Aquel
día, al internarse en el bosque, no sospechó nada. Siempre había sido igual:
llegaba, mataba treinta o cuarenta árboles, los despedazaba y se llevaba los
troncos más grandes, dejando el lugar inundado del llanto de los pájaros y de
sangre verde y de hojas muertas. Luego, a vender los troncos al fabricante de
los objetos inútiles y a gastarse en licor el pago.
Pero
aquella mañana algo había cambiado aunque él no lo notara. Los árboles le
cedían el paso y los pájaros le acompañaban con sus cantos, el camino había
ocultado sus guijarros y era de suave arena.
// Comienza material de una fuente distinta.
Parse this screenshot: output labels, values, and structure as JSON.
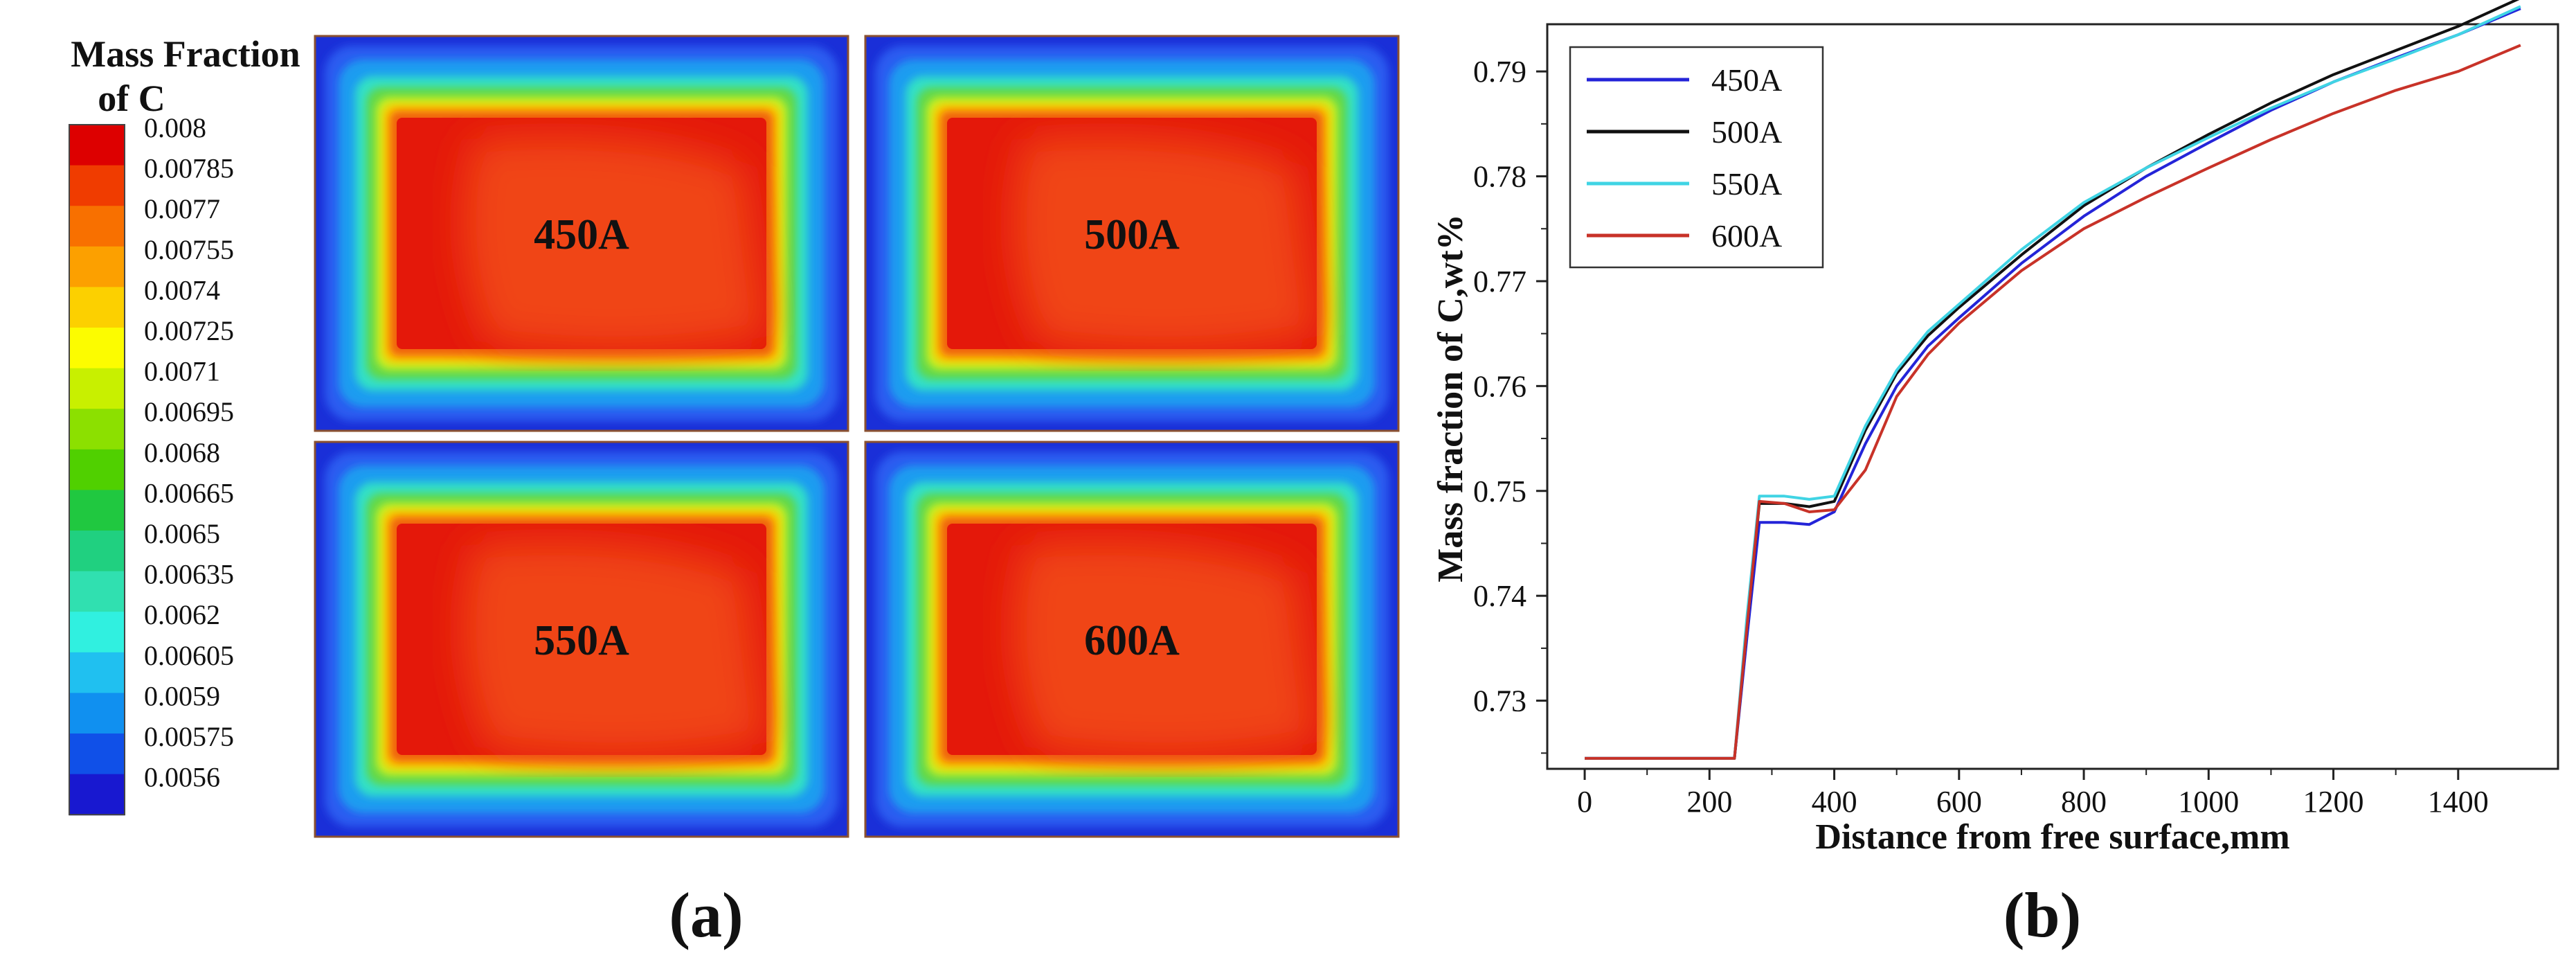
{
  "panel_a": {
    "caption": "(a)",
    "legend_title_line1": "Mass Fraction",
    "legend_title_line2": "of C",
    "legend_levels": [
      "0.008",
      "0.00785",
      "0.0077",
      "0.00755",
      "0.0074",
      "0.00725",
      "0.0071",
      "0.00695",
      "0.0068",
      "0.00665",
      "0.0065",
      "0.00635",
      "0.0062",
      "0.00605",
      "0.0059",
      "0.00575",
      "0.0056"
    ],
    "legend_colors": [
      "#dd0000",
      "#f03c00",
      "#f87000",
      "#fca000",
      "#fcd000",
      "#fcfc00",
      "#c8f000",
      "#8ce000",
      "#50d000",
      "#20c840",
      "#20d080",
      "#30e0b0",
      "#30f0e0",
      "#20c0f0",
      "#1090f0",
      "#1050e8",
      "#1818d0"
    ],
    "contours": [
      {
        "label": "450A",
        "core_color": "#e4180a",
        "plateau_color": "#f04418"
      },
      {
        "label": "500A",
        "core_color": "#e4180a",
        "plateau_color": "#f04418"
      },
      {
        "label": "550A",
        "core_color": "#e4180a",
        "plateau_color": "#f04418"
      },
      {
        "label": "600A",
        "core_color": "#e4180a",
        "plateau_color": "#f04418"
      }
    ]
  },
  "chart_data": {
    "type": "line",
    "caption": "(b)",
    "xlabel": "Distance from free surface,mm",
    "ylabel": "Mass fraction of C,wt%",
    "xlim": [
      -60,
      1560
    ],
    "ylim": [
      0.7235,
      0.7945
    ],
    "xticks": [
      0,
      200,
      400,
      600,
      800,
      1000,
      1200,
      1400
    ],
    "xtick_labels": [
      "0",
      "200",
      "400",
      "600",
      "800",
      "1000",
      "1200",
      "1400"
    ],
    "yticks": [
      0.73,
      0.74,
      0.75,
      0.76,
      0.77,
      0.78,
      0.79
    ],
    "ytick_labels": [
      "0.73",
      "0.74",
      "0.75",
      "0.76",
      "0.77",
      "0.78",
      "0.79"
    ],
    "legend_position": "top-left",
    "series": [
      {
        "name": "450A",
        "color": "#2424d8",
        "x": [
          0,
          240,
          260,
          280,
          320,
          360,
          400,
          450,
          500,
          550,
          600,
          700,
          800,
          900,
          1000,
          1100,
          1200,
          1300,
          1400,
          1500
        ],
        "y": [
          0.7245,
          0.7245,
          0.736,
          0.747,
          0.747,
          0.7468,
          0.748,
          0.7545,
          0.76,
          0.7638,
          0.7665,
          0.7717,
          0.7762,
          0.78,
          0.7832,
          0.7863,
          0.789,
          0.7913,
          0.7935,
          0.796
        ]
      },
      {
        "name": "500A",
        "color": "#111111",
        "x": [
          0,
          240,
          260,
          280,
          320,
          360,
          400,
          450,
          500,
          550,
          600,
          700,
          800,
          900,
          1000,
          1100,
          1200,
          1300,
          1400,
          1500
        ],
        "y": [
          0.7245,
          0.7245,
          0.737,
          0.7488,
          0.7488,
          0.7485,
          0.749,
          0.7558,
          0.7612,
          0.7648,
          0.7675,
          0.7725,
          0.7772,
          0.7808,
          0.784,
          0.787,
          0.7897,
          0.792,
          0.7943,
          0.797
        ]
      },
      {
        "name": "550A",
        "color": "#40d4e4",
        "x": [
          0,
          240,
          260,
          280,
          320,
          360,
          400,
          450,
          500,
          550,
          600,
          700,
          800,
          900,
          1000,
          1100,
          1200,
          1300,
          1400,
          1500
        ],
        "y": [
          0.7245,
          0.7245,
          0.738,
          0.7495,
          0.7495,
          0.7492,
          0.7495,
          0.7562,
          0.7615,
          0.7652,
          0.7678,
          0.773,
          0.7775,
          0.7808,
          0.7837,
          0.7865,
          0.789,
          0.7912,
          0.7935,
          0.7962
        ]
      },
      {
        "name": "600A",
        "color": "#c83228",
        "x": [
          0,
          240,
          260,
          280,
          320,
          360,
          400,
          450,
          500,
          550,
          600,
          700,
          800,
          900,
          1000,
          1100,
          1200,
          1300,
          1400,
          1500
        ],
        "y": [
          0.7245,
          0.7245,
          0.737,
          0.749,
          0.7488,
          0.748,
          0.7482,
          0.752,
          0.759,
          0.763,
          0.766,
          0.771,
          0.775,
          0.778,
          0.7808,
          0.7835,
          0.786,
          0.7882,
          0.79,
          0.7925
        ]
      }
    ]
  }
}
Llegó al lugar elegido para
comenzar la matanza pero de la espesura brotó, como por encanto, un hombre con
la piel arrugada de años y la sonrisa abierta a los sueños y, a una orden suya,
un árbol joven y robusto estiró sus ramas e hizo prisionero al asesino.
Los
árboles se acercaron al cautivo y le contaron sus historias vegetales y los
pájaros hicieron nido en su cabeza, el viejo, una vez que la impotencia había
reducido los ímpetus del prisionero, le explicó el origen de la vida y los
secretos que llegan a través de la savia. Al leñador le nacieron raíces y
lianas y hojas verdes y ahora es uno más de los habitantes del bosque.